For me, Easter is a reminder of what I do not believe. I can’t help it. On the social media outlets, you have friends plugging “He is Risen” graphics.
You have crosses with sunrises and then cute bunnies hopping through thick green grass. Eggs in pastel colors next to images of impaled bodies with holes in wrists and feet.
The Holy Holiday obviously isn’t that great. We don’t get any days off from work for only the GREATEST feat of human imagination that has ever occurred, a man died and rose from the dead, and created a path for believers to live FOREVER in heaven while non-believers are tortured for eternity!
Yesterday, I was walking down the street and I noticed the greening of the grass and the blooms, and I couldn’t help but think about the influence that that might have had on people looking to celebrate the impending warmth and beauty that the changing seasons ushers forth.
Easter reminds me of conversations about being “open minded” to the prospect of a risen savior … and I say to myself, “I was open minded. I did believe. And my open mindedness landed me on this side of belief. The side that looks at a risen savior with a shrugged shouldered, “Meh.”
That’s the best we could come up with? A man who was brutally murdered to bridge the gap created after two people, whom I never met or cared for, decided to eat a fruit from a tree. That’s what gave us hell or heaven?
And somehow I’m the deficient thinker for not agreeing?
On Easter, I hypothetically think, “Okay, give it a try. Consider accepting this story of a sinless man giving his life so that I might live for eternity in heaven.”

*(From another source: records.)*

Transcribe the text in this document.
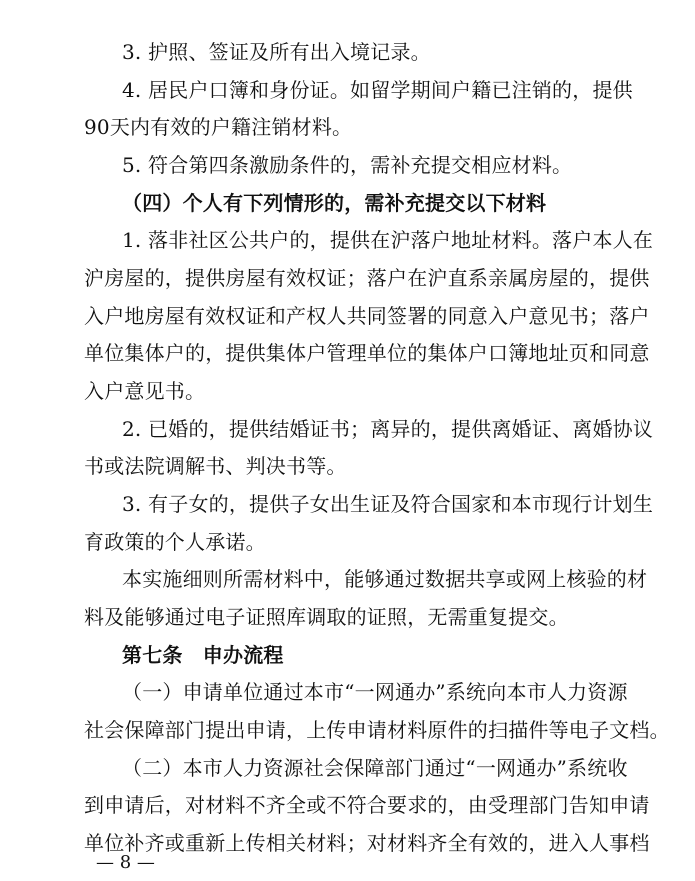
3. 护照、签证及所有出入境记录。
4. 居民户口簿和身份证。如留学期间户籍已注销的，提供
90天内有效的户籍注销材料。
5. 符合第四条激励条件的，需补充提交相应材料。
（四）个人有下列情形的，需补充提交以下材料
1. 落非社区公共户的，提供在沪落户地址材料。落户本人在
沪房屋的，提供房屋有效权证；落户在沪直系亲属房屋的，提供
入户地房屋有效权证和产权人共同签署的同意入户意见书；落户
单位集体户的，提供集体户管理单位的集体户口簿地址页和同意
入户意见书。
2. 已婚的，提供结婚证书；离异的，提供离婚证、离婚协议
书或法院调解书、判决书等。
3. 有子女的，提供子女出生证及符合国家和本市现行计划生
育政策的个人承诺。
本实施细则所需材料中，能够通过数据共享或网上核验的材
料及能够通过电子证照库调取的证照，无需重复提交。
第七条　申办流程
（一）申请单位通过本市“一网通办”系统向本市人力资源
社会保障部门提出申请，上传申请材料原件的扫描件等电子文档。
（二）本市人力资源社会保障部门通过“一网通办”系统收
到申请后，对材料不齐全或不符合要求的，由受理部门告知申请
单位补齐或重新上传相关材料；对材料齐全有效的，进入人事档
— 8 —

And I furrow my brow and think, “Nope.”
Is it really the rough equivalent of a song, band, TV show, movie or president that 33% of people LOVE, but 66% are like, “What am I missing? This story does not appeal at all to me.”
I wrote that line above about feeling “deficient.” I can’t help but feel that way. I want to fit in with my family and friends. I just can’t accept their “truth” just like they apparently can’t accept mine.
The results are so catch22. Even though I don’t tell people they will suffer for not believing like me, their worldview tells them I will suffer for not believing like they do. It also tells them that they would suffer should the turn from their faith.
This phenomenon works on so many other topics. Consider for a moment “Free Speech” or “Gay Marriage” or “Abortion”. If I’m for the concept that gay people can marry, I’m somehow taking away the rights of those who don’t want that. I don’t think women should abort babies, but I don’t agree that we should take away a woman’s right to choose. But somehow that takes away the rights of someone who thinks abortion is NEVER okay.
If everything I consider as a “freedom” is considered taking away someone else’s freedom, we will never have a rational conversation …
If you’re free to disagree and I’m free to disagree, that’s freedom. By giving someone else a freedom to do something, I don’t take away your freedom to disagree or to tell me you disagree. You just don’t get to control my behavior just like I can’t control yours.
It’s dumb to talk about. But it’s what drives a wedge between too many of us.
The below GIF is me, even considering that I’m adding to this conversation. I can’t April fool myself either. Even if we took the hypothetical to the next level, and you brought Jesus in the flesh to me and introduced us, I’d still disagree that the concept that HE is the way to eternal life. But I love that you might have that faith and I strongly support your freedom to accept it, love it, and live it as you probably do.